Friday, October 4, 2013

AfDB approves Sh2.36bn guarantee for wind farm

The African Development Bank has approved a €20 million (Sh2.36 billion) partial risk guarantee against possible construction delays of a transmission line for the Lake Turkana Wind Power project.
The 428km line (400kV double circuit) and associated electricity substations will be built from Loyangalani on Lake Turkana’s southeast, to Suswa on Narok/Kajiado counties border to connect the project to the national grid. The transmission line will include a fibre-optic cable, allowing internet penetration to the country’s interior.
The mega wind power project comes at a time when oil and huge deposits of water have been discovered in Turkana catapilting the arid zone into one of Kenya's counties with the highest economic potential.

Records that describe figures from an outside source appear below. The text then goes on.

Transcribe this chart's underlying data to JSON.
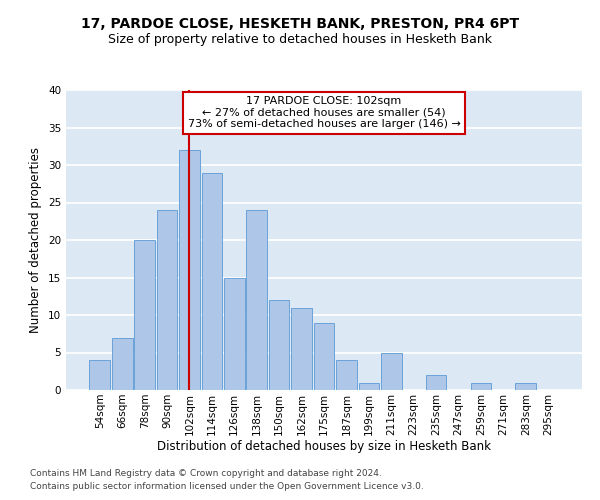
{
  "title1": "17, PARDOE CLOSE, HESKETH BANK, PRESTON, PR4 6PT",
  "title2": "Size of property relative to detached houses in Hesketh Bank",
  "xlabel": "Distribution of detached houses by size in Hesketh Bank",
  "ylabel": "Number of detached properties",
  "footnote1": "Contains HM Land Registry data © Crown copyright and database right 2024.",
  "footnote2": "Contains public sector information licensed under the Open Government Licence v3.0.",
  "categories": [
    "54sqm",
    "66sqm",
    "78sqm",
    "90sqm",
    "102sqm",
    "114sqm",
    "126sqm",
    "138sqm",
    "150sqm",
    "162sqm",
    "175sqm",
    "187sqm",
    "199sqm",
    "211sqm",
    "223sqm",
    "235sqm",
    "247sqm",
    "259sqm",
    "271sqm",
    "283sqm",
    "295sqm"
  ],
  "values": [
    4,
    7,
    20,
    24,
    32,
    29,
    15,
    24,
    12,
    11,
    9,
    4,
    1,
    5,
    0,
    2,
    0,
    1,
    0,
    1,
    0
  ],
  "bar_color": "#aec6e8",
  "bar_edge_color": "#5b9bd5",
  "highlight_line_color": "#cc0000",
  "annotation_line1": "17 PARDOE CLOSE: 102sqm",
  "annotation_line2": "← 27% of detached houses are smaller (54)",
  "annotation_line3": "73% of semi-detached houses are larger (146) →",
  "annotation_box_color": "#ffffff",
  "annotation_box_edge": "#cc0000",
  "ylim": [
    0,
    40
  ],
  "yticks": [
    0,
    5,
    10,
    15,
    20,
    25,
    30,
    35,
    40
  ],
  "bg_color": "#dce9f5",
  "grid_color": "#ffffff",
  "title1_fontsize": 10,
  "title2_fontsize": 9,
  "xlabel_fontsize": 8.5,
  "ylabel_fontsize": 8.5,
  "tick_fontsize": 7.5,
  "annotation_fontsize": 8.0,
  "footnote_fontsize": 6.5
}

The project is set to add 300 megawatts to the national grid by 2016, which is about 17 per cent of Kenya’s current capacity.

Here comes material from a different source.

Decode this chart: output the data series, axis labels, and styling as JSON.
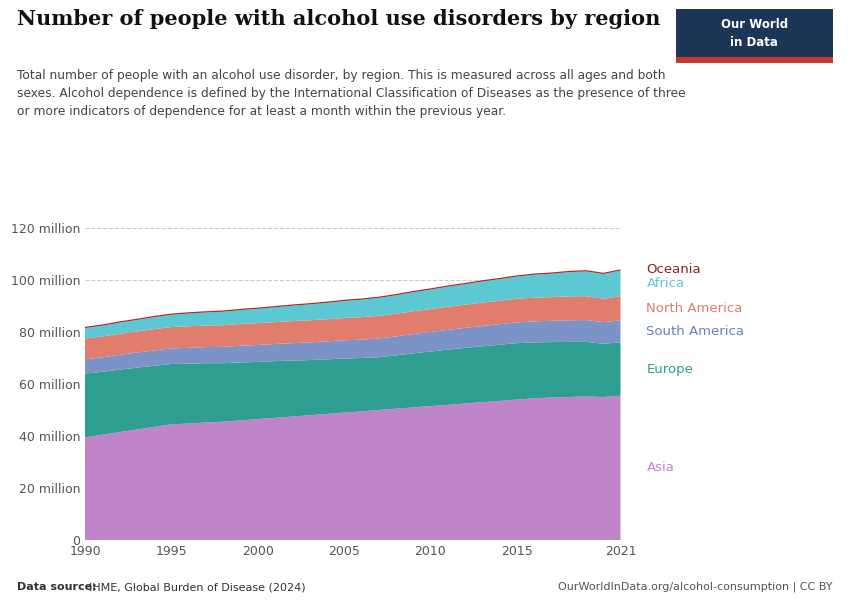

AfDB’s arm, the African Development Fund, will provide the guarantee which is its first, the bank said yesterday.
“The PRG (partial risk guarantee) will support the Kenyan Government’s on-time delivery of the transmission line and will reduce the risk of it being unable to meet payment obligations,” the AfDB said in a statement.
The private wind farm investment has a site of 40,000 acres, and is estimated to cost €600 million (Sh70.9 billion). It will have 365 turbines of 850 kilowatts each and a 33kV electrical network. The estimated average production at LTWP is 1,440 gigawatt-hours annually, which will be sold to Kenya Power at €0.0752/Kwh (Sh8.88/Kwh).
“The power produced will be bought at a fixed price by Kenya Power over a 20-year period in accordance with the signed power purchase agreement,” LTWP says on its website.
LTWP targets financial close late 2013 after the government signed a letter of support, allowing for lenders to complete their financial due diligence and documentation.
The wind power project is expected to reduce energy costs to consumers, boost electricity connections in rural Kenya, cut fossil fuel dependence and reduce carbon emissions.
The partial risk guarantee comes as a relief to the project after the World Bank pulled out late last year citing the skewed power purchase agreement between LTWP and Kenya Power, which commits consumers to paying for unused electricity.
This, the World Bank said, would beat the project’s primary objective of cutting down the cost of power. The bank also raised concern over Ketraco’s (Kenya Electricity Transmission Company) ability to complete construction of the power line in time, considering the past. Delay exposes Kenya Power to paying for electricity it has not supplied, and as usual, the vendor passes on the costs to consumer bills.